About APBI with Brachytherapy
Accelerated partial breast irradiation with brachytherapy (APBI brachytherapy) is a shortened course of high-dose radiation therapy for early-stage breast cancer patients where radiation is delivered directly into the tumor bed. APBI brachytherapy is delivered as part of breast conservation therapy (BCT), which consists of lumpectomy surgery followed by radiation.
The traditional approach for radiation therapy as part of BCT has been whole breast irradiation (WBI). A full course of WBI exposes the entire breast and surrounding critical structures to radiation and requires daily treatments for three to seven weeks where radiation is delivered from outside the breast. APBI brachytherapy, which was developed to address several issues with WBI, delivers radiation only to the lumpectomy cavity and immediate surrounding tissue.
APBI brachytherapy offers three significant advantages over WBI: a reduction in total radiation exposure, particularly to the heart, lungs and skin, the preservation of future treatment options and a reduced treatment time. Since its introduction in the late 1990s, more than 100,000 women in the U.S. have received different types of APBI brachytherapy.

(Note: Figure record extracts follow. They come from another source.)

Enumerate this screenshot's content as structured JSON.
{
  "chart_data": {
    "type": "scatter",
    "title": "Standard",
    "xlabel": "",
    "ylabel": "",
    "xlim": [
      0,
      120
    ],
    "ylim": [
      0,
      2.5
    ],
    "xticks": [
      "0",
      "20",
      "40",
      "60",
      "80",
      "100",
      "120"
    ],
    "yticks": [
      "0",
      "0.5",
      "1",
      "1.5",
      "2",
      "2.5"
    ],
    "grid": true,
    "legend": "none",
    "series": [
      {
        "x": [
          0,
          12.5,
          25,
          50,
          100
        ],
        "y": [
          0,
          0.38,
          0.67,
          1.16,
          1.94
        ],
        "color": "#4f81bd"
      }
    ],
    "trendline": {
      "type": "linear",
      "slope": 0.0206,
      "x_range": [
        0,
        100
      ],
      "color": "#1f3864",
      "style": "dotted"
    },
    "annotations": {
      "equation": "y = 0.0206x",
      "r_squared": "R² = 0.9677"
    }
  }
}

About Cianna Medical, Inc.
Cianna Medical develops, manufactures and markets innovative medical technologies that reduce costs, improve quality, and reduce the burden breast cancer treatment places on women and their families. Its SAVI® technologies are FDA-cleared and address unmet needs in the delivery of radiation therapy, tumor localization and surgical guidance.
The market leading SAVI® breast brachytherapy applicator delivers a highly targeted, personalized dose of radiation to just the area that needs it most, preventing radiation exposure to healthy tissue. This treatment approach preserves future treatment options and enables women to undergo a significantly shorter treatment period (four or five days versus the three to seven weeks required for traditional whole breast irradiation) while limiting radiation-induced side effects.
The SAVI SCOUT® surgical guidance system offers surgeons a non-radioactive method for targeting tissue for removal during lumpectomy and excisional biopsy procedures.